"Se a França tivesse um sistema de representação proporcional, a Frente não teria um mas 77 deputados no novo parlamento francês (...), e a esquerda não teria uma maioria parlamentar."
(Tony Judt in "O Século XX Esquecido")
Judt escrevia isto em 1997. Dezasseis anos depois, o 'monstro' parece estar prestes a iludir as defesas mais sofisticadas da democracia tal como a conhecemos.
O 'monstro' será outra coisa do que aquilo a que Platão já chamava o 'Grande Animal'? Criatura muito pouco recomendável porque se deixa governar pelo ventre (isto é, o medo e os apetites).
A ideia de Rousseau de que as diferentes opiniões individuais, com os seus desvios, para um lado ou para o outro, os seus extremismos, seriam compensadas no cômputo global, acabando o "Povo" por ter sempre razão (estatisticamente, diríamos hoje) está na origem do voto universal e do progresso da democracia.
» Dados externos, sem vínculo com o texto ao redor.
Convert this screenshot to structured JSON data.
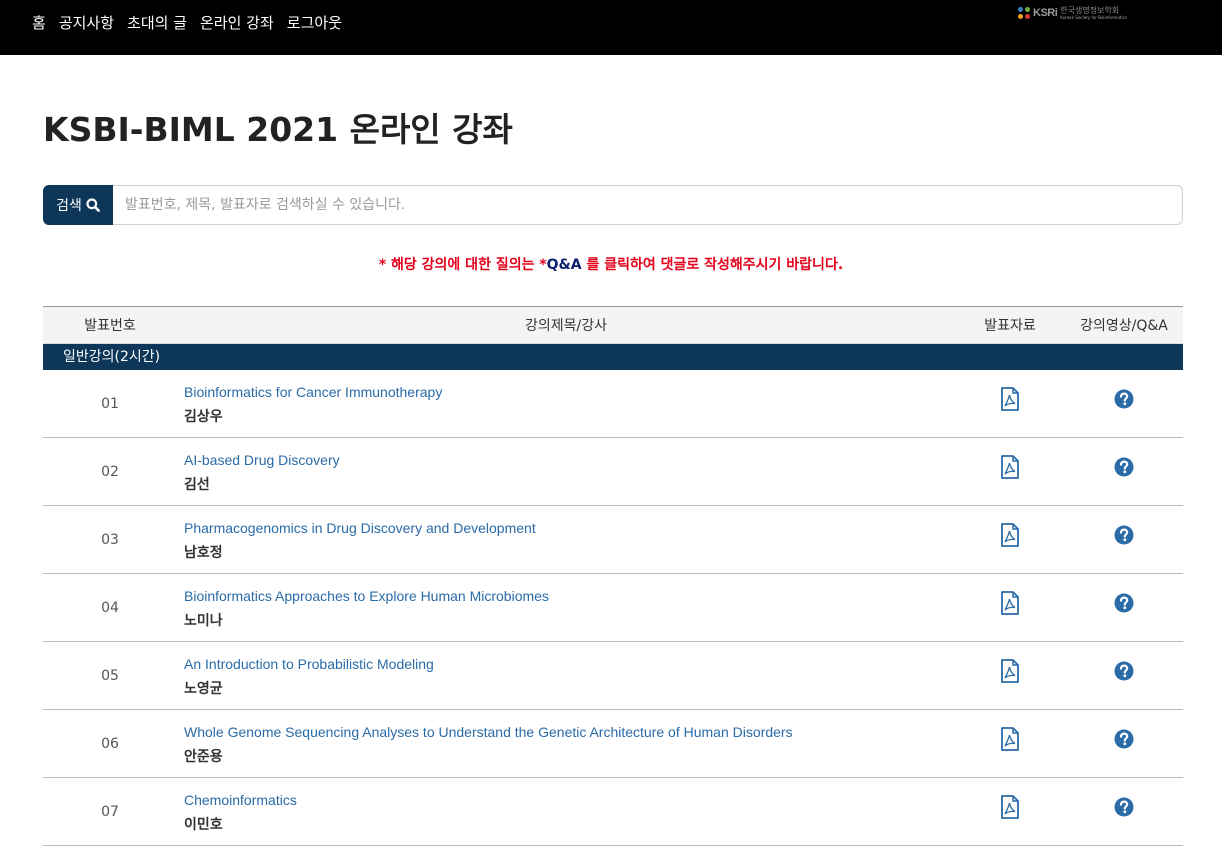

É uma ideia muito parecida com a da 'Mão Invisível' de Adam Smith, "Mão" que salvaria, no final de contas, a razoabilidade do mercado.
Não sei se é o caso de invocar a teoria dos 'cisnes negros' de Nassim Taleb para confundir esta ideia ingénua. Mas, de facto, parece que não há nada de garantido - e cada vez mais é assim em tempos acelerados - na eficácia do mercado entregue à sua própria dinâmica ou na justiça (porque é disso que se trata) de uma estatística de massas.
Começando pela defesa das minorias e do direito de oposição, vemos que a democracia tem de ser muito mais - ou muito menos - do que a 'vontade popular'.
Se continuarmos na metáfora zoológica, podemos admitir que o 'Grande Animal' na sua 'assiette', como dizem os franceses, é uma coisa, e quando está com febre ou é atacado por uma doença é outra.
A História já nos deu suficientes exemplos da facilidade com que a democracia abre as portas aos seus inimigos, elegendo vários tipos de 'bigode' - dois dos mais famosos ditadores do século XX tinham esse apêndice capilar. Terá sido por estar doente.
O que parece certo é que para salvaguardar as conquistas da moderna democracia se tem que empregar leis e sistemas eleitorais mais e mais sofisticados (por outras palavras, o legislador tem que ser cada vez mais 'astuto'), para conter a interpretação mais demagógica da democracia.
A França vai, pois, de alterar, mais uma vez, a sua lei eleitoral.